= Young Tuxedo Brass Band =

American brass band

The Young Tuxedo Brass Band is a brass band from New Orleans that was active after World War II.

The Young Tuxedo Brass Band was founded in 1938 by John Casimir. Its name is a nod to the Tuxedo Brass Band of Papa Celestin, an ensemble in New Orleans in the 1910s and 1920s. The ensemble generally held between nine and eleven players, with two trumpets, two trombones, two reeds, a sousaphone or tuba, a snare drum, and a bass drum. Their first record was issued in 1958 on Atlantic Records, and featured Paul Barbarin on drums; other personnel included Andy Anderson and John Brunious on trumpet, Clement Tervalon, Eddie Pierson, and Jim Robinson on trombone, reedists Herman Sherman and Andrew Morgan, Wilbert "Bird" Tillman, sousaphone, and drummer Emile Knox.

In 1963 Wilbert Tilman, the group's founding sousaphonist and Casimir's cousin, took control of the group, but retired later that year due to poor health; Andrew Morgan took over until his death in 1972. Following this Herman Sherman became the group's leader until his death in 1984. During Sherman's tenure, they appeared at the 1976 Smithsonian Folklife Festival to celebrate the bicentennial of the United States in Washington, D.C., and again in 1985 when the Festival featured a program on Louisiana. They appeared at the White House on Father's Day, 1978 for the 25th Anniversary Celebration of the Newport Jazz Festival.

The band recorded with former Beatle Paul McCartney in New Orleans in 1975. In 1983, they recorded Jazz Continues on 504 Records of England which was a sequel to the Atlantic recording Jazz Begins.
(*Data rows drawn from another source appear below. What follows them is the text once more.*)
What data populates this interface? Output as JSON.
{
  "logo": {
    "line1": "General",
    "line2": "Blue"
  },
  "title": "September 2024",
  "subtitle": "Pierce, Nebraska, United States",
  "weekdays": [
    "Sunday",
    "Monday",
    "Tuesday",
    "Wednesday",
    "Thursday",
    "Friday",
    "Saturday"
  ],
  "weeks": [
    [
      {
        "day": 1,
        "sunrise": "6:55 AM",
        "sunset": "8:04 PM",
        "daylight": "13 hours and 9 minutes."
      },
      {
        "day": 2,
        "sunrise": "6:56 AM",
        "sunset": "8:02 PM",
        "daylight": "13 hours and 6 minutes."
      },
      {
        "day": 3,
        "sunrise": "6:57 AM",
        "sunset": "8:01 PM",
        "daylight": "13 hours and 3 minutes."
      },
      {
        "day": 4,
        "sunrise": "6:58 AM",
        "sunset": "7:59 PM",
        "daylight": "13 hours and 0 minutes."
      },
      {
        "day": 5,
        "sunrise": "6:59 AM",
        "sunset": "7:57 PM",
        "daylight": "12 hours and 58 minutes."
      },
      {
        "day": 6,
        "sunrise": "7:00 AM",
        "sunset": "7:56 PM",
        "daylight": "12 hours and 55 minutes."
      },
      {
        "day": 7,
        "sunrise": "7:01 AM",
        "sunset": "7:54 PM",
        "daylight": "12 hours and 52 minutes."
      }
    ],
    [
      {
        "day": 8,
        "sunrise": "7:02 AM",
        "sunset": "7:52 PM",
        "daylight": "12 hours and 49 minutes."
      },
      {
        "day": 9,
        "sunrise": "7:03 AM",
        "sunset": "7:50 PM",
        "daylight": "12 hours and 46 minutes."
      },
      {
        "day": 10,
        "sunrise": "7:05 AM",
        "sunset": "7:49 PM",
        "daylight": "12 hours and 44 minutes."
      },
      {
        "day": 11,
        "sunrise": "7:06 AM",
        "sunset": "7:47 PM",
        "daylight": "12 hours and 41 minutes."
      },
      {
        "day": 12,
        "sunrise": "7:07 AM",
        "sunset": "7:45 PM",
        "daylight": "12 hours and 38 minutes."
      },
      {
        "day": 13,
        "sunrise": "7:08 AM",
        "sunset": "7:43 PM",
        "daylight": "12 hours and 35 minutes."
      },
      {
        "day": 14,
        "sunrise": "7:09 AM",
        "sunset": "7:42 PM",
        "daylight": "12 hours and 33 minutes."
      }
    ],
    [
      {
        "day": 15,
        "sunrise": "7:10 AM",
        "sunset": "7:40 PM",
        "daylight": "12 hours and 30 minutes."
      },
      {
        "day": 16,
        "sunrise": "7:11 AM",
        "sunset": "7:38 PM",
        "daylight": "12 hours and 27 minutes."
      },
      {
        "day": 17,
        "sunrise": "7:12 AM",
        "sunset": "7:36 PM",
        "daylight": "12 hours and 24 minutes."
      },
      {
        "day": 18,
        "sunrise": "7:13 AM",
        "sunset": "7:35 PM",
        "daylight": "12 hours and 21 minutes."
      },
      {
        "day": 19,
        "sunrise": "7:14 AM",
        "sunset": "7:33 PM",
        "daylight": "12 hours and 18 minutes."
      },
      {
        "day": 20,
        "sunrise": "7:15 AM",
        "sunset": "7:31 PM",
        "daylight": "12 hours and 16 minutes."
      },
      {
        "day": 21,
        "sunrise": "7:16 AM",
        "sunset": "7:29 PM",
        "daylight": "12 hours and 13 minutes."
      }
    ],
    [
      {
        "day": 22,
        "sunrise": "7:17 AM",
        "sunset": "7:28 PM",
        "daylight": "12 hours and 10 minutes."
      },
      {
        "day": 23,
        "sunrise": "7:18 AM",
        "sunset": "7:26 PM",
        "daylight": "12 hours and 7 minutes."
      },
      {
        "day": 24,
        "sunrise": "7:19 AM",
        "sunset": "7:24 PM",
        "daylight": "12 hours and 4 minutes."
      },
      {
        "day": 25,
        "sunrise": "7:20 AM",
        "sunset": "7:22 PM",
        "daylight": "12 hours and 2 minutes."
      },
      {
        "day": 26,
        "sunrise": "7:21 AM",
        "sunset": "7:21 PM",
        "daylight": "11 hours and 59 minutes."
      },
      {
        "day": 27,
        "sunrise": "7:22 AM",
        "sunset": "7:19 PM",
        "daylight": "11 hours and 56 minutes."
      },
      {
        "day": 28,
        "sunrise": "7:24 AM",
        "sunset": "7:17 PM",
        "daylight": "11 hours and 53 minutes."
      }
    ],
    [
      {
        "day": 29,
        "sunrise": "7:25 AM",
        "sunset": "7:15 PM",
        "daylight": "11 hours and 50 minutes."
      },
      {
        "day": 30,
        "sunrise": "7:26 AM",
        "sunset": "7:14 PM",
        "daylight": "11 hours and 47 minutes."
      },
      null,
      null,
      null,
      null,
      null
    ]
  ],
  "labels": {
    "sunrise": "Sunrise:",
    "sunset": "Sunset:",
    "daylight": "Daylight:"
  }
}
This featured Herman Sherman, alto sax, Joseph Torregano, tenor sax, Michael White, clarinet, John Simmons, trumpet, Joshua "Jack" Willis, cornet and mellophone; Gregory Stafford, cornet, Lawrence Trotter, snare drum, Charles Barbarin (nephew of the great Paul Barbarin) bass drum; Walter Payton, sousaphone, Lester Caliste and Clement Tervalon, trombones. Herman Sherman and Clement Tervalon were both on the original 1958 recording.

The band has been under the leadership of Gregg Stafford since Sherman's death in 1984 and is one of the last traditional New Orleans Brass Band playing the hymns, dirges, and songs of the brass repertoire.